見えない
な。
第1話 (1)
1
彼女が小学校に行かなくなって2週間が過ぎた。正確には自室から出なくなって、が正しい。世の中には不条理と評するに疑いのない出来事がたくさん起こる。彼女自身、今我が身が置かれているその状況を最初まさに不条理であると考えた。だが今彼女が考えているのは、それが真にそうであるかという点であった。つまるところ彼女は、答え合わせのない問題集を手に、溢れた水を盆に戻そうとしているのだ。さて、もう少し彼女について話すとしよう。
彼女、飯島尚子はY県のT市で生まれ育ち、現在は市内の小学校に通っている小学6年生だ。T市は瀬戸内海に面した工業が盛んな街で県内では比較的人口の多い街ではあったが、市内の中学校は公立校しか存在せず、尚子もまた中学の受験勉強などというものは無縁で、当たり前のように義務教育を謳歌して居るとも言えた。そもそも尚子は勉学においては他より不得手であったためどこにおいてもそのようであったかもしれないが、その点運動能力においては秀でており、お昼休みにドッジボールなどを興じれば男子にもけして遅れを取るようなことはなかった。彼女がボールを投げるとき、肩ほどに切り揃えられたストレート黒髪が揺れる様に、あるいは滴る汗に、魅了された男子も少なからずいたであろう。
そんな彼女が病欠と言うのだから、クラスメイトの中では殺人ウイルスでも出回ったのではないかしらと話題になったものだ。
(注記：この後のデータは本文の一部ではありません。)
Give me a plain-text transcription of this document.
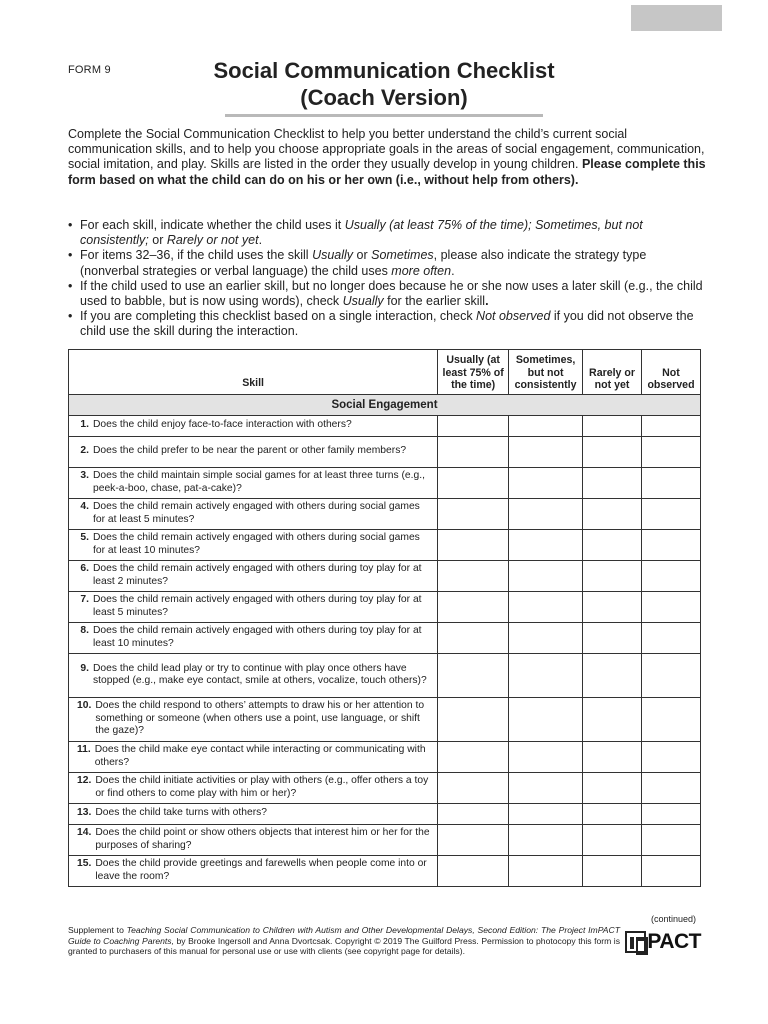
FORM 9	Social Communication Checklist
(Coach Version)
Complete the Social Communication Checklist to help you better understand the child’s current social communication skills, and to help you choose appropriate goals in the areas of social engagement, communication, social imitation, and play. Skills are listed in the order they usually develop in young children. Please complete this form based on what the child can do on his or her own (i.e., without help from others).
• For each skill, indicate whether the child uses it Usually (at least 75% of the time); Sometimes, but not consistently; or Rarely or not yet.
• For items 32–36, if the child uses the skill Usually or Sometimes, please also indicate the strategy type (nonverbal strategies or verbal language) the child uses more often.
• If the child used to use an earlier skill, but no longer does because he or she now uses a later skill (e.g., the child used to babble, but is now using words), check Usually for the earlier skill.
• If you are completing this checklist based on a single interaction, check Not observed if you did not observe the child use the skill during the interaction.
Skill	Usually (at least 75% of the time)	Sometimes, but not consistently	Rarely or not yet	Not observed
Social Engagement				

1. Does the child enjoy face-to-face interaction with others?				

2. Does the child prefer to be near the parent or other family members?				

3. Does the child maintain simple social games for at least three turns (e.g., peek-a-boo, chase, pat-a-cake)?				

4. Does the child remain actively engaged with others during social games for at least 5 minutes?				

5. Does the child remain actively engaged with others during social games for at least 10 minutes?				

6. Does the child remain actively engaged with others during toy play for at least 2 minutes?				

7. Does the child remain actively engaged with others during toy play for at least 5 minutes?				

8. Does the child remain actively engaged with others during toy play for at least 10 minutes?				

9. Does the child lead play or try to continue with play once others have stopped (e.g., make eye contact, smile at others, vocalize, touch others)?				

10. Does the child respond to others’ attempts to draw his or her attention to something or someone (when others use a point, use language, or shift the gaze)?				

11. Does the child make eye contact while interacting or communicating with others?				

12. Does the child initiate activities or play with others (e.g., offer others a toy or find others to come play with him or her)?				

13. Does the child take turns with others?				

14. Does the child point or show others objects that interest him or her for the purposes of sharing?				

15. Does the child provide greetings and farewells when people come into or leave the room?				

(continued)
Supplement to Teaching Social Communication to Children with Autism and Other Developmental Delays, Second Edition: The Project ImPACT Guide to Coaching Parents, by Brooke Ingersoll and Anna Dvortcsak. Copyright © 2019 The Guilford Press. Permission to photocopy this form is granted to purchasers of this manual for personal use or use with clients (see copyright page for details).	PACT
と同時に、彼女のことだから2,3日もすれば戻って来るであろうとこのときは誰もが思っていた。ところが1週間だっても彼女が教室に姿を現すことがなかったのでいよいよ殺人ウイルスを疑う余地がなくなったのである。だが現実はさらに怪奇なものであった。そして彼女の最大の不幸は、その事を誰も理解してくれないという点にあった。
さて、話を彼女の部屋に戻そう。彼女は今何をするわけでもなくベットの腰をかけ自室のドアノブを見つめていた。普通のドアノブ。だがそれを見つめる彼女の目には恐怖の色がしっかりと写っている。外からは学校帰りの子供の声が聞こえる。カーテンはしまっているが外には夕日が輝いているだろう。日はすっかり長くなってしまった。もうすぐ梅雨になるだろう。新しいクラスと馴染めてないうちにこんなことになってしまって、他の友達は心配してるかしらんと彼女は考えた。自分だけGWが長くなったと最初は少し喜んでいたが今は悲しさしか残っていない。尚子の家族は、こともあろうに彼女に怒った。無論最初こそ寄り添っていてくれていたが今ではなんと聞き分けのない子だろうと彼女を罵った。このままではまた今夜も嫌味を言われると思うと目の奥が熱くなるのを感じた。それでも彼女が今日まで自分を失わなかったのは、一人の友達のおかげであるとはっきり言えた。毎日その日の学校での些細な出来事を伝えに来てくれる尚子のかけがえのない友達。もうすぐその友達が見える時間だ。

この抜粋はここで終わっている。